The vitamin you and your family need more of and most right now is Vitamin D!

Move over, vitamin C—there’s a new flu buster in town! Are we entering “flu season” or more appropriate “Low Vitamin D Season”).  Vitamin D plays an important role in immune system support. Also known as the sunshine vitamin, vitamin D is every bit as important as its antioxidant counterparts whenever the immune sysytem is under duress, like during a cold or flu. If you’re one of those people who keeps getting sick and you don’t know why OR you want to prevent from being one of those people, read on! See how vitamin D helps your immune system to boost immunity and fight viral infections.

What Is Vitamin D?
First, it’s important to understand that vitamin D isn’t a “vitamin” at all, but rather a pro-hormone that is synthesized in response to interaction between cholesterol, the skin, and sun exposure. If you are taking a statin drug to lower your cholesterol, chances are you don’t have enough cholesterol to MAKE your vitamin D. Best to supplement! (Or even better, let me help you figure out WHY your cholesterol is high and let’s fix it so you can get OFF the statin which is known to cause Alzheimer’s).

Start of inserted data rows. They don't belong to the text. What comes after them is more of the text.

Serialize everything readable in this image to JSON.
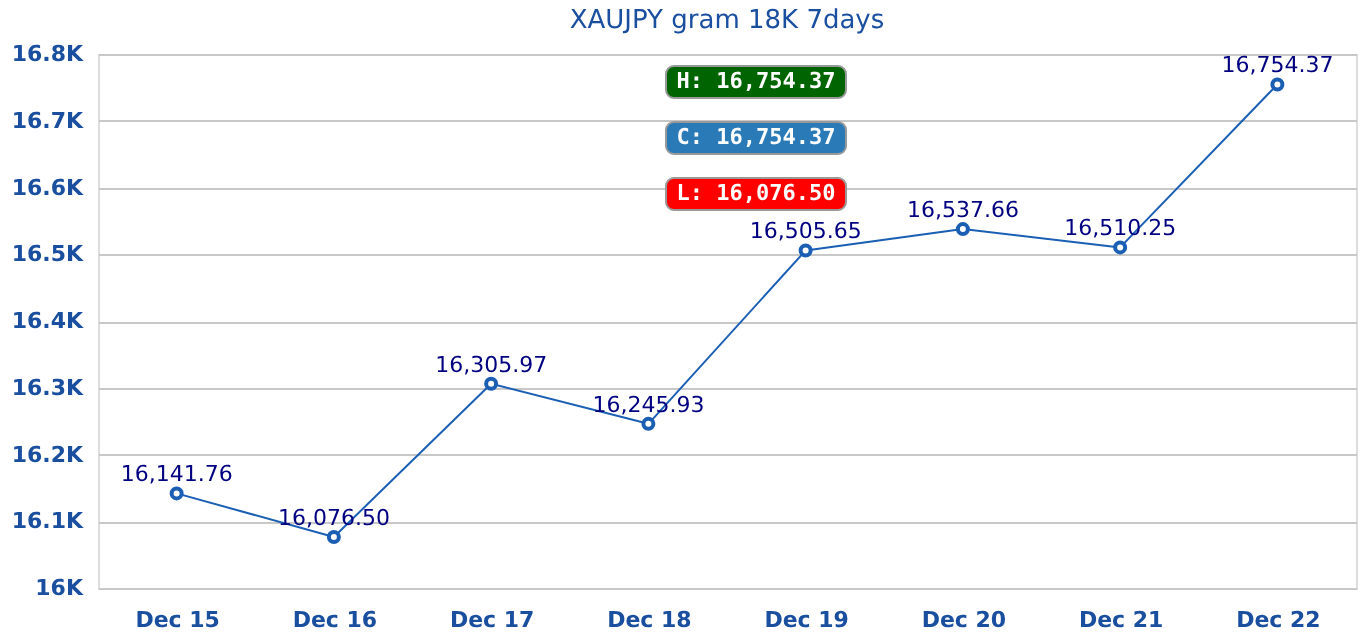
{
  "chart_data": {
    "type": "line",
    "title": "XAUJPY gram 18K 7days",
    "categories": [
      "Dec 15",
      "Dec 16",
      "Dec 17",
      "Dec 18",
      "Dec 19",
      "Dec 20",
      "Dec 21",
      "Dec 22"
    ],
    "series": [
      {
        "color": "#1a5fb4",
        "values": [
          16141.76,
          16076.5,
          16305.97,
          16245.93,
          16505.65,
          16537.66,
          16510.25,
          16754.37
        ],
        "value_labels": [
          "16,141.76",
          "16,076.50",
          "16,305.97",
          "16,245.93",
          "16,505.65",
          "16,537.66",
          "16,510.25",
          "16,754.37"
        ]
      }
    ],
    "ylim": [
      16000,
      16800
    ],
    "yticks": [
      {
        "value": 16000,
        "label": "16K"
      },
      {
        "value": 16100,
        "label": "16.1K"
      },
      {
        "value": 16200,
        "label": "16.2K"
      },
      {
        "value": 16300,
        "label": "16.3K"
      },
      {
        "value": 16400,
        "label": "16.4K"
      },
      {
        "value": 16500,
        "label": "16.5K"
      },
      {
        "value": 16600,
        "label": "16.6K"
      },
      {
        "value": 16700,
        "label": "16.7K"
      },
      {
        "value": 16800,
        "label": "16.8K"
      }
    ],
    "grid": "y",
    "marker": "circle",
    "line_style": "solid",
    "annotations": [
      "H: 16,754.37",
      "C: 16,754.37",
      "L: 16,076.50"
    ]
  }
}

Vitamin D is widely studied for all kinds of health benefits, like bone health, calcium absorption, heart health, and immunity. While experts differ on how much vitamin D is needed to provide protection and avoid symptoms of insufficiency or deficiency, nearly everyone agrees that you cannot get enough vitamin D from food alone.

Vitamin D Boosts Immunity, Especially Among People Who Have Low Vitamin D

When you take vitamin D, you lower your chances of getting sick from viral infections, like colds and the flu! People who are deficient in vitamin D actually see a greater protective benefit when they supplement, reducing their risk by 50 percent.

Receptors for vitamin D are located on cell surfaces in the immune system, allowing vitamin D to bind to them. When this happens, vitamin D reduces inflammatory cytokines that perpetuate illness. It also boosts the proteins that fight bacteria and viruses, the natural versions of antibiotics that protect the body from infection.

How Much Vitamin D You Really Need
If you cannot get sun exposure regularly—as everyone above the 45th parallel (a.k.a MICHIGANDERS!) do not from September through March each year—then supplementation is essential to maintain steady levels. Vitamin D3 is considered to be the natural form and is most effective at raising blood concentrations. In my opinion, adults should supplement with 15,000 IU per day in these months and children should take 1,000 IU daily per 25 pounds of body weight (up to 125 pounds). The best bet when it comes to supplementing with vitamin D is to get your levels tested and I can advise you on the proper dosage for your health factors. I can order this simple lab for you and your total out of pocket cost would be ~$32.

Heath Tip: Vitamin D supplements absorb best when paired with fish oil or fatty foods to optimize absorption.

How Vitamin D Boosts the Immune System

Vitamin D boosts the innate branch of the immune system, the body’s first line of defense against infection, and the first to mount an attack against foreign invaders. The response time for this branch of the immune system is strongly associated with our ability to ward off illness or shorten the duration of sickness. When vitamin D levels are low, immune cells respond slower and the innate immune response is not as rapid as it should be.

Even if you do get sick, increase your vitamin D levels immediately for faster recovery. 

Cold and flu viruses are contagious respiratory infections that affect the nose, throat, and lungs with symptoms like congestion, coughing, wheezing, sore throat, body aches, and fever. There are several overlapping factors that are associated to both the severity of the flu and being at risk of vitamin D deficiency, including:

Age (under age 2 or over age 65)
Chronic disease (diabetes, heart disease, autoimmunity, etc.)
Suppressed immunity (HIV, AIDS)
Most People Have Low Vitamin D

Most Americans get far too little vitamin D and the recommended daily allowance for vitamin D of 600 IU is OUTDATED, setting the stage for rampant deficiencies. Certain people, like those with Crohn’s disease, celiac disease, osteoporosis, or women who are pregnant or breastfeeding, have an even higher risk of being deficient because of issues with absorption in the intestines and because of greater demands.

The Bottom Line
Vitamin D is a critical nutrient for immune support. When the body is low in this nutrient, immune system cells will have slower response times to viral invaders, sickness duration will be longer, and overall immunity will be suppressed.

Vitamin D is one of the few nutrients that doesn’t have an abundance of food sources. We were designed to produce most of the vitamin D we need in the skin from sun exposure. But between food and supplements, as well as sun exposure in the warmer months, we can optimize our vitamin D levels for overall health.